The Dublin Airport Authority (DAA) is under mounting pressure to cut passenger delays as it also sustained heavy criticism over the terms and conditions on offer to security staff it is hiring to help with the queues.
Ministers have been told that the airport operator has stepped up its recruitment efforts. However, the semi-State company has been accused in the Dáil of a “race to the bottom” due to the working conditions on offer to new security workers.
Staff numbers at the airport were cut during the pandemic and the fall-off in travel, and DAA is now scrambling to recruit 300 people.
Minister for Housing Darragh O'Brien – a TD for Dublin Fingal where the airport is located – wrote to the airport operator to raise concerns over the delays.
He said he was assured the DAA was “speeding up their recruitment process”, adding that he wanted “to see the situation addressed and rectified as soon as possible”.
Minister of State for Transport Hildegarde Naughton met DAA chief executive Dalton Philips on Wednesday. She is understood to have expressed her concern at the delays and the impact on passengers.
She was told that the DAA has stepped up recruitment since the weekend. Ms Naughton has requested a further briefing from the authority before the weekend.
The terms and conditions on offer to new security staff were criticised in the Dáil where the issue was raised with Taoiseach Micheál Martin.
Social Democrats TD Cian O'Callaghan said the DAA has been advertising to hire security staff who must be available for 40 hours per week but were only being guaranteed 20 hours work with a minimum weekly salary of €283.

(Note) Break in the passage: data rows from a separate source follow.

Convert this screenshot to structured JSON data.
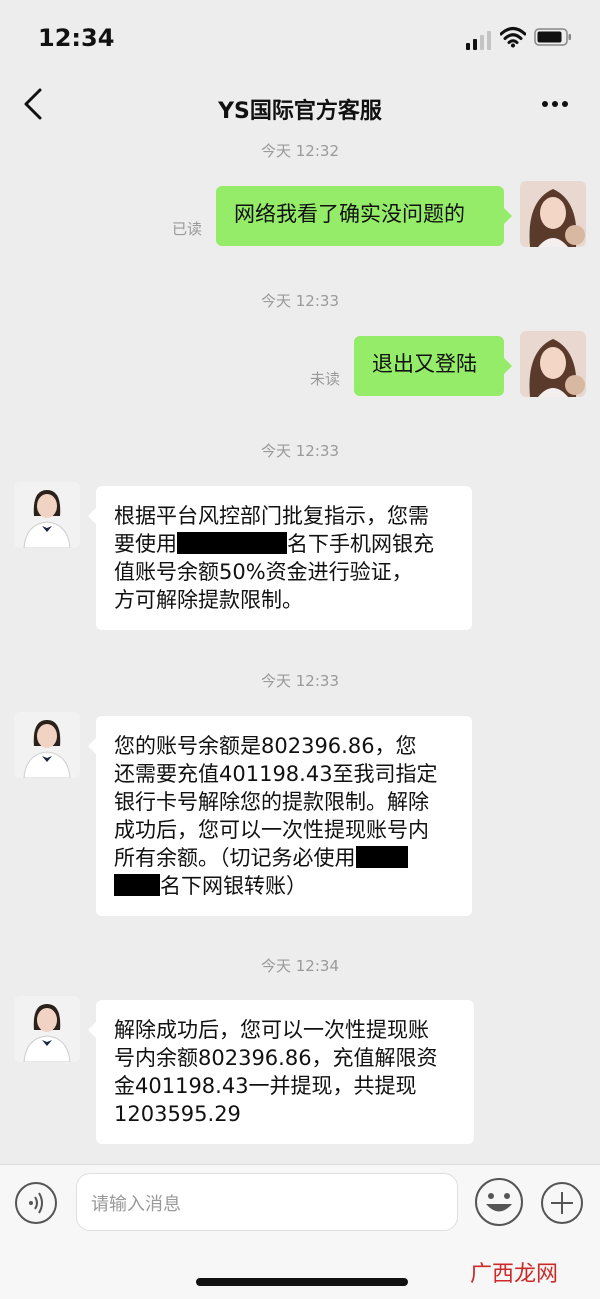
{
  "status": {
    "time": "12:34"
  },
  "nav": {
    "title": "YS国际官方客服"
  },
  "messages": {
    "ts1": "今天 12:32",
    "m1": "网络我看了确实没问题的",
    "m1_status": "已读",
    "ts2": "今天 12:33",
    "m2": "退出又登陆",
    "m2_status": "未读",
    "ts3": "今天 12:33",
    "m3": {
      "l1": "根据平台风控部门批复指示，您需",
      "l2a": "要使用",
      "l2b": "名下手机网银充",
      "l3": "值账号余额50%资金进行验证，",
      "l4": "方可解除提款限制。"
    },
    "ts4": "今天 12:33",
    "m4": {
      "l1": "您的账号余额是802396.86，您",
      "l2": "还需要充值401198.43至我司指定",
      "l3": "银行卡号解除您的提款限制。解除",
      "l4": "成功后，您可以一次性提现账号内",
      "l5a": "所有余额。（切记务必使用",
      "l6b": "名下网银转账）"
    },
    "ts5": "今天 12:34",
    "m5": {
      "l1": "解除成功后，您可以一次性提现账",
      "l2": "号内余额802396.86，充值解限资",
      "l3": "金401198.43一并提现，共提现",
      "l4": "1203595.29"
    }
  },
  "input": {
    "placeholder": "请输入消息"
  },
  "watermark": "广西龙网",
  "colors": {
    "my_bubble": "#95ec69",
    "their_bubble": "#ffffff",
    "background": "#ededed"
  }
}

“The DAA is clearly engaging in a race to the bottom, driving down working conditions,” he said.
Meanwhile, People Before Profit TD Richard Boyd Barrett said the terms were an "absolute insult".
The Taoiseach promised to raise the issue with the DAA. “There clearly should be a more worker-friendly approach than that,” he said.
Asked about the conditions, Mr Philips said the pay on offer was 35 per cent above the national minimum wage, and roles were pensionable with security of employment and other benefits.
The DAA chief executive told RTÉ Radio's News at One: "We need to recruit nearly 300 people. It is a very difficult market and this is a very skilled job."
He said new European legislation meant enhanced background checks were needed for airport employees and this “created a lot of challenge at the beginning of the year”.
Mr Philips apologised for the delays being experienced by passengers.
Joe O’Sullivan, a Siptu shop steward from the airport security unit, said while staff shortages in security had only come to wider public attention in recent days, the difficulties had been building for some time.
Mr O’Sullivan suggested that a wide range of factors fed into the passenger delays, but that the loss of so many experienced security staff during the pandemic combined with the challenge of hiring replacements on what could be regarded as relatively poor pay and conditions were “paramount”.
“Money, terms and conditions, if they were improved it would definitely help to alleviate the problems with the existing staff that are there, and it would help the company to get new staff in.”
He said the union was resubmitting a pay claim for security workers, and he did not rule out the possibility of future industrial action.